Compaq888 10-19-2008 11:19 PM

What causes me to have such good mileage in hot weather?
 
I noticed when I drive at night my car can barely do 40mpg. When it's hot out and during the day I get high 40's.

I tried to do the warm air intake on my last car and the mileage actually went down. When I put the stock intake, air filter it went back up to normal.

So what's causing the car to get such good mileage when it's hot out?

NiHaoMike 10-19-2008 11:57 PM

Could it be accelerating warmup?

Compaq888 10-20-2008 12:34 AM

That has little effect on long drives. I have a scangauge 2 so I can see my numbers.

We're not talking about short trips.

basslover911 10-20-2008 12:38 AM

Humidity?

It will "stuff" the air much more than it would be expanding it from being hot and thus a lot less fuel would be injected in.

Also, you cant compare your old car to yoru new car. They all react differently to WAI and other engine mods.

Metrosexual 10-20-2008 12:47 AM

There are several reasons. Bassically a cold engine requires a richer fuel mixture to run properly until it warms up. A choke on a carburetor used to perform this function, now its done seemlessly through the fuel injection system -you won't even feel this happening. Cold weather requires longer warm up times.
2 Cold air is denser during cold weather your engine can take in a greater mass of air, and add the corrosponding greater mass of fuel. this will give you noticable higher engine perfomance but worse gas milage
3 veriables in the weather, rain, snow, impede performance and increase drag on the vehicle, both aerodynamically and mechanically where the rubber meets the road.

RH77 10-20-2008 02:13 AM

The Santa Ana Winds dude.

Compaq888 10-20-2008 02:38 AM

Quote:

Originally Posted by RH77 (Post 68257)
The Santa Ana Winds dude.

LOL!

Maybe I should not drive my car at night. jk. Lately we had some really hot days in cali. and my numbers are up there.

Duffman 10-20-2008 02:41 AM

1) Warm air is less dense so there should be less aero drag.
2) You are getting the warm air intake effect.
3) Less warm up time but also, parts are looser, oil is thinner etc.

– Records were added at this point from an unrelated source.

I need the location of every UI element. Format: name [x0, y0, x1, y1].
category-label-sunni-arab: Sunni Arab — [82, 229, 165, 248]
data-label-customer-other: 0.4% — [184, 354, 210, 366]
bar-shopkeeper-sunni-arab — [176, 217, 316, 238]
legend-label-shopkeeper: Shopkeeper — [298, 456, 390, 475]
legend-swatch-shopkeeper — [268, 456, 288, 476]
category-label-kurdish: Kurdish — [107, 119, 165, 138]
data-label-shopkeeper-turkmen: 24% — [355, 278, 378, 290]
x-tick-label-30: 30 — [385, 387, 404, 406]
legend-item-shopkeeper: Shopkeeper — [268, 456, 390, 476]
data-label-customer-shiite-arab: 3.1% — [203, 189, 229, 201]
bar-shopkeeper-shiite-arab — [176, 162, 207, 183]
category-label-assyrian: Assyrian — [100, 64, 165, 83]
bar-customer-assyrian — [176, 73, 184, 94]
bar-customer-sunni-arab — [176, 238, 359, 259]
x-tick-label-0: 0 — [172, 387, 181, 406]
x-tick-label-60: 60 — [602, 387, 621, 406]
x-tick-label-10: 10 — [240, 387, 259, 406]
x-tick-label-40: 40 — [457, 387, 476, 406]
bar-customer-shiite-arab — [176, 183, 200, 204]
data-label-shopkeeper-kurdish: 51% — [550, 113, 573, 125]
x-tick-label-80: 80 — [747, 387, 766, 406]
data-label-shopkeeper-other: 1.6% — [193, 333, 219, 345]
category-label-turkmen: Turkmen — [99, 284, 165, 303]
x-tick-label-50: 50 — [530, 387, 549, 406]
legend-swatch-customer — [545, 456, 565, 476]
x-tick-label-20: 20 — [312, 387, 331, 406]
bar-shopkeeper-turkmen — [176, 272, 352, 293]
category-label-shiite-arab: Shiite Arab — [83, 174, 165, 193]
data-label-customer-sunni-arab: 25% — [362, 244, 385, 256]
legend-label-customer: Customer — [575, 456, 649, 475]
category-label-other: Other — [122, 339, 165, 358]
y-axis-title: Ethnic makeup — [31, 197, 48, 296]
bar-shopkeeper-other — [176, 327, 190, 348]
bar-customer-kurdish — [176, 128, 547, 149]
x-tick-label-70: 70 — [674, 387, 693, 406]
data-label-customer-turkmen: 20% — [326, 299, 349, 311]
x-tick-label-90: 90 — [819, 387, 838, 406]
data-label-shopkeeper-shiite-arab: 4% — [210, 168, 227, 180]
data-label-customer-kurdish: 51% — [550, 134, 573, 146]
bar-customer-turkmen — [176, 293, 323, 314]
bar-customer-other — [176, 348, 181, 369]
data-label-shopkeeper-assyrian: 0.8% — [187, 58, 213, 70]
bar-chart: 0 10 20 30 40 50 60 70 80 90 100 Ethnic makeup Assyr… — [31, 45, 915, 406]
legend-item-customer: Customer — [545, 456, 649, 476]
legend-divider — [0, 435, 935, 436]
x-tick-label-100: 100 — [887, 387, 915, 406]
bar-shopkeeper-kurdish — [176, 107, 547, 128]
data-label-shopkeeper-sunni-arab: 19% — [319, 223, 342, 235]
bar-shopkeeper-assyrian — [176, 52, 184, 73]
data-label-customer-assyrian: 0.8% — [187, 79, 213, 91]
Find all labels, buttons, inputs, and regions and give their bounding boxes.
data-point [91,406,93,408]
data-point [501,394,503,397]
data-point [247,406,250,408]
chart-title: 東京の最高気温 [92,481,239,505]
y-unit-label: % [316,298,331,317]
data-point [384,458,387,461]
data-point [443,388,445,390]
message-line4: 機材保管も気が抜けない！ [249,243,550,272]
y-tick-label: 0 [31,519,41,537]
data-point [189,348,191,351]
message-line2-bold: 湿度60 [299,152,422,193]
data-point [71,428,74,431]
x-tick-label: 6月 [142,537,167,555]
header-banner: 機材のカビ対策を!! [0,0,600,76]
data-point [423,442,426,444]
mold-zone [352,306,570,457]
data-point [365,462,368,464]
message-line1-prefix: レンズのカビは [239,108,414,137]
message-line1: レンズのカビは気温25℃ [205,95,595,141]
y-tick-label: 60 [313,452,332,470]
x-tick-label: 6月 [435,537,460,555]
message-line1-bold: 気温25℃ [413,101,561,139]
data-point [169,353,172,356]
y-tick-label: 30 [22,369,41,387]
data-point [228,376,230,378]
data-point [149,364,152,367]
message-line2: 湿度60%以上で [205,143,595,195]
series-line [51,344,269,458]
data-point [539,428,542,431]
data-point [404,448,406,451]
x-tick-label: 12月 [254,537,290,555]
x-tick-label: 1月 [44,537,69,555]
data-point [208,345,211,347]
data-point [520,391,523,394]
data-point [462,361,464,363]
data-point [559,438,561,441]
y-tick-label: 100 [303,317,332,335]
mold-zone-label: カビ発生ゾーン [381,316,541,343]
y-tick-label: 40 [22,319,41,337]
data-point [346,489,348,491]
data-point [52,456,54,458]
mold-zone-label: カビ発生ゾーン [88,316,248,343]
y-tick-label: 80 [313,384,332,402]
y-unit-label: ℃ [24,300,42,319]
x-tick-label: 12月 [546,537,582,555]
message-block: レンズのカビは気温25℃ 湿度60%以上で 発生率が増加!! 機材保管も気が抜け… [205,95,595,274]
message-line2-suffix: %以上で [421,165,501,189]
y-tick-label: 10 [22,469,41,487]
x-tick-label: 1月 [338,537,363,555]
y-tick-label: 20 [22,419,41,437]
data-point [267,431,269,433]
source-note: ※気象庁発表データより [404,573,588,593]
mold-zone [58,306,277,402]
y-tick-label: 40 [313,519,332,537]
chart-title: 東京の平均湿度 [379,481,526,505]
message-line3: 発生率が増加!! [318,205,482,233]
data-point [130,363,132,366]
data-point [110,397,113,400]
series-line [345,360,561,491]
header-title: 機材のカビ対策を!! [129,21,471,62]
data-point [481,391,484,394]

Compaq888 10-20-2008 05:02 AM

interesting.

wagonman76 10-20-2008 12:25 PM

Quote:

Originally Posted by Duffman (Post 68261)
1) Warm air is less dense so there should be less aero drag.
2) You are getting the warm air intake effect.
3) Less warm up time but also, parts are looser, oil is thinner etc.

Bingo. Like #3, even if the engine is warmed up, other fluids are warmer and flow easier too, like trans fluid, diff fluid, power steering fluid, wheel bearing grease... it all adds up.

Also the air pressure in your tires changes with temperature, so higher temps = higher PSI and less rolling resistance.